Tur Keliling dan Ruang Partisipasi Publik
Setelah peluncuran di Jakarta, rangkaian Puspa Oh Puspa! akan berlanjut ke kota-kota besar lainnya seperti Yogyakarta dan Bandung, dengan format acara yang unik dan disesuaikan dengan karakter masing-masing kota. Setiap kota akan menghadirkan kejutan dan nuansa tersendiri, namun tetap membawa semangat kolaborasi dan interaktivitas.
Para pengunjung diajak bukan hanya sebagai penonton, tetapi sebagai bagian dari narasi. Mereka bisa menuliskan pengalaman cinta mereka di dinding interaktif, menyumbang potongan puisi untuk dijadikan bagian karya kolaboratif, atau bahkan mengekspresikan perasaan mereka melalui warna dalam lokakarya menggambar bebas.

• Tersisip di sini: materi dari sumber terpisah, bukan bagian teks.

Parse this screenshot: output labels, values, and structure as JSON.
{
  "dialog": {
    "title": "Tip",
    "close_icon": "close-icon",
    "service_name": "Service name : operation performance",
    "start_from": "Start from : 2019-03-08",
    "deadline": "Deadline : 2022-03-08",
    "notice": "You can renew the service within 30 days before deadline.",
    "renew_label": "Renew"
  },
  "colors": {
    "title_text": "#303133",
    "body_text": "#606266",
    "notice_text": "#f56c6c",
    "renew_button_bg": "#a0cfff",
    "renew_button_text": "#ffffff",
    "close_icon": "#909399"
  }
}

Cinta sebagai Inti Segalanya
Pada akhirnya, Puspa Oh Puspa! adalah tentang cinta — dalam seluruh bentuk, warna, dan nadanya. Cinta sebagai keberanian untuk memulai kembali. Cinta sebagai kesediaan untuk merasakan luka dan harapan. Cinta sebagai energi yang mampu menyatukan dua seniman dari dunia berbeda, dan membentuk ruang seni yang hidup dan organik.
Dalam suasana hangat Urban Forest, dengan melodi Dere yang mengalun pelan dan visual Popomangun yang menyala di kanvas besar, cinta seolah mekar dalam wujud puspa yang tak habis dicerna oleh kata, namun bisa dirasakan dalam diam.
Puspa Oh Puspa! bukan sekadar proyek seni. Ia adalah pengalaman batin. Ia adalah ruang perjumpaan rasa. Dan mungkin, ia juga adalah undangan halus bagi siapa pun yang diam-diam ingin jatuh cinta lagi.